Gabon : 53,1% de la viande consommée chaque année

Au Gabon, la chasse et la consommation de viande de brousse jouent un rôle majeur dans l’alimentation et l’économie locale. Avec près de la moitié de la viande consommée provenant de la faune sauvage, le gouvernement a lancé en avril 2026 une réforme ambitieuse visant à encadrer cette filière. Objectif : concilier sécurité alimentaire, développement économique et protection de la biodiversité tout en modernisant un secteur longtemps informel.

Au Gabon, la chasse et la viande de brousse restent au cœur des enjeux alimentaires, économiques et environnementaux du pays. Cette activité, longtemps largement informelle, est aujourd’hui au centre de réformes profondes avec pour objectif de la rendre plus durable. Le 1er avril 2026, le gouvernement a annoncé une initiative visant à structurer et encadrer légalement la filière de la chasse.

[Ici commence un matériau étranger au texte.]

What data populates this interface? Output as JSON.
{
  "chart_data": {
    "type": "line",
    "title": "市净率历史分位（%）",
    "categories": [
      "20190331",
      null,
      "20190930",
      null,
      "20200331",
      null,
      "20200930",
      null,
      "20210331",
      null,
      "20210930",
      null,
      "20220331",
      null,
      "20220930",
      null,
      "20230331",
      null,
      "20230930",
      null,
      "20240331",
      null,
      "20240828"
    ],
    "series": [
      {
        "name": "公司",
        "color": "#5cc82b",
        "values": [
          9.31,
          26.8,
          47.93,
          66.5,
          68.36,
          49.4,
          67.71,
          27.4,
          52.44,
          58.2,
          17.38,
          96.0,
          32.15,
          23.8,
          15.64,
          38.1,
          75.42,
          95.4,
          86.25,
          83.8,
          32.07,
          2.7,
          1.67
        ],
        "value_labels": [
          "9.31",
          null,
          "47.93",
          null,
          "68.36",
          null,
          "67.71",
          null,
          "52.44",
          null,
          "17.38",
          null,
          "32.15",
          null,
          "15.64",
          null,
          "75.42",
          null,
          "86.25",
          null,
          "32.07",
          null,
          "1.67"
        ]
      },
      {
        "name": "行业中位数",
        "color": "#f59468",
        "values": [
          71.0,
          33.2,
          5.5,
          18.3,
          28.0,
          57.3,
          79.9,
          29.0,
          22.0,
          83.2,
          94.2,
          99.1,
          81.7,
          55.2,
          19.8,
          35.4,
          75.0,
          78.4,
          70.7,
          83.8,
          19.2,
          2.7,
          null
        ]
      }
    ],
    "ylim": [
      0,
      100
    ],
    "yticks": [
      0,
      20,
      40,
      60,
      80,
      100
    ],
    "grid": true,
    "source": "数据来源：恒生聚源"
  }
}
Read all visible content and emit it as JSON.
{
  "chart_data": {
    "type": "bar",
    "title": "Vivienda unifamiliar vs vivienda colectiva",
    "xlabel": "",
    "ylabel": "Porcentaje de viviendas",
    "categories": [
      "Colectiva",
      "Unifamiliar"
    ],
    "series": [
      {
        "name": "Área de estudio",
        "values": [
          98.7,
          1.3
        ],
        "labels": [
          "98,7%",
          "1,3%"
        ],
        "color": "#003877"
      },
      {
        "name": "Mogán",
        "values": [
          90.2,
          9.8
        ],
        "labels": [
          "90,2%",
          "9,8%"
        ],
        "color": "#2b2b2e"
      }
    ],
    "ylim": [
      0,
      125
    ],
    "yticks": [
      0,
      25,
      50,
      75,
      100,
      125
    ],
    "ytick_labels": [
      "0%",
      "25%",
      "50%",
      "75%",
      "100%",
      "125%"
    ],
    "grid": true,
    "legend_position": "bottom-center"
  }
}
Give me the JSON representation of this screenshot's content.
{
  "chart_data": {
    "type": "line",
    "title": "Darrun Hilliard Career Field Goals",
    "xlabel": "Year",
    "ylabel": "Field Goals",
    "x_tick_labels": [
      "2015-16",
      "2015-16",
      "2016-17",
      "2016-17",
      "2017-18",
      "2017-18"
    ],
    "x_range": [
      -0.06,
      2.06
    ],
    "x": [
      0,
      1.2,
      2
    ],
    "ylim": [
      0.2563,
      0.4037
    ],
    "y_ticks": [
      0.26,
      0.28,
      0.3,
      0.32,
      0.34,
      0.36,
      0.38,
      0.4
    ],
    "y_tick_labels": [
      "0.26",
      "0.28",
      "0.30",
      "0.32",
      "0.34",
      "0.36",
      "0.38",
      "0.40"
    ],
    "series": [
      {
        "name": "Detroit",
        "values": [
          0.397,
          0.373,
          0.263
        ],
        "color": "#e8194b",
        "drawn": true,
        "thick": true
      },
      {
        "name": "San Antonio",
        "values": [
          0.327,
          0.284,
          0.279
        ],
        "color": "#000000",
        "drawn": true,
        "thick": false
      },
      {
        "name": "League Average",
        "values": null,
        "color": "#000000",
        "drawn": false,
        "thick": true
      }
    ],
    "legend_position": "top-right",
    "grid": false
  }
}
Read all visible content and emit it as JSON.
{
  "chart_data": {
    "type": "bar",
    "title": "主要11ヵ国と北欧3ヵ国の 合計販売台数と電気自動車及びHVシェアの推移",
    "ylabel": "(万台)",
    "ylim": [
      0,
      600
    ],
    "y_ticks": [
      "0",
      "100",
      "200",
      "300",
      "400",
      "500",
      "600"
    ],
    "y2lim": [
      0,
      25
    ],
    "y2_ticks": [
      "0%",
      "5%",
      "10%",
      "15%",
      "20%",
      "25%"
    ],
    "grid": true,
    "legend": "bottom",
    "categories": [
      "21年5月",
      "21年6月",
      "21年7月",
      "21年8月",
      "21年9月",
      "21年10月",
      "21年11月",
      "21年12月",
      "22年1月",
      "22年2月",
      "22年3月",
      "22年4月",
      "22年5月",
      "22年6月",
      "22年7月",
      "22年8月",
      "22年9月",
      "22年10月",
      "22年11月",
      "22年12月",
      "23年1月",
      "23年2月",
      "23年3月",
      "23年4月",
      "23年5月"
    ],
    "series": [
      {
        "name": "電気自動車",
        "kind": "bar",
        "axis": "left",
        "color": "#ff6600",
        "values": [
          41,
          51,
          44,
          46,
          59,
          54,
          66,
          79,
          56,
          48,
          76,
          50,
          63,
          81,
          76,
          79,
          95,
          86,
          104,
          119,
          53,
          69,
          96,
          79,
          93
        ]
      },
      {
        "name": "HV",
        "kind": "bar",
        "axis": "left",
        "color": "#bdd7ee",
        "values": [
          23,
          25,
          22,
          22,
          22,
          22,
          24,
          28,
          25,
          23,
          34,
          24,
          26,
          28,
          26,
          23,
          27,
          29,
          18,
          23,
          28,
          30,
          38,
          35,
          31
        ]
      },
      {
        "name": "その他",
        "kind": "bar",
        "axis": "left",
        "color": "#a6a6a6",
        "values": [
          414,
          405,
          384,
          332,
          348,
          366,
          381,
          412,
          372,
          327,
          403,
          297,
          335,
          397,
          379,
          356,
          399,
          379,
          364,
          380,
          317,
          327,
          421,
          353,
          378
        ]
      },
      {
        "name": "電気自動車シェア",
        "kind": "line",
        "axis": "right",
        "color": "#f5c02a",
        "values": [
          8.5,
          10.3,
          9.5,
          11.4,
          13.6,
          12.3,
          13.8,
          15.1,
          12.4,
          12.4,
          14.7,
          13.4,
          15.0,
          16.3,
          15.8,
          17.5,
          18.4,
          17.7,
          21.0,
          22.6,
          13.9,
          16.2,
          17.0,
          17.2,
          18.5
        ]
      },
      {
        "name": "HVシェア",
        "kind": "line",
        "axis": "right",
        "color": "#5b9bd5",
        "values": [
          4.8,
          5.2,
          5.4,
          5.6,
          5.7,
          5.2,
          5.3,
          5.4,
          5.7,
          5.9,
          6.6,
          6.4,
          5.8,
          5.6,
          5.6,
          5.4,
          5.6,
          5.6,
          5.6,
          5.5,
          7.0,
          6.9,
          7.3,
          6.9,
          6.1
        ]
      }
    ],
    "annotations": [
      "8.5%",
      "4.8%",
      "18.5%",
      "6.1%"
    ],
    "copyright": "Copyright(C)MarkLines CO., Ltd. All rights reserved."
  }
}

“Encadrer dans ce sens que nous avons des chasseurs qui sont dans les villages, ils ont des armes, il faut qu’on les régularise. Ils vont avoir un permis de port d’armes, un permis de chasse également, et donc nous travaillons en collaboration avec le ministère de l’Intérieur, qui effectivement donne l’autorisation à porter une arme et nous, l’autorisation par exemple à chasser”. 

Maurice Ntossui Allogo, Ministre des Eaux et ForêtsGabon

Jusqu’ici, l’activité était régie par le Code forestier n° 016/01 du 31 décembre 2001, qui fixe notamment les périodes d’ouverture et de fermeture de la chasse. Dans les zones forestières, la viande issue de la faune sauvage demeure une source essentielle de protéines. Une étude menée autour de la réserve d’Ipassa, à Makokou, révèle que 53,1 % de la viande consommée par les ménages provient de la chasse sur une année.

“On savait des chasseurs agréés qui ont un agrément, et donc dès qu’ils ont cet agrément, on va faire un projet de témoin à Koulamoutou, où les chasseurs agréés vont venir déposer leur gibier dans un point de vente agréé qui respecte en fait les conditions de conservation”. 

Maurice Ntossui Allogo, Ministre des Eaux et ForêtsGabon

Face à cette situation, les autorités veulent moderniser le secteur avec des permis de chasse numérisés, des contrôles sanitaires renforcés et des points de vente officiels. Cette réforme intervient dans un contexte encourageant : le déclin de la faune sauvage a nettement ralenti, passant de 7 % par an entre 2002-2011 à 0,7 % entre 2016 et 2023, signe de progrès dans la lutte contre le braconnage.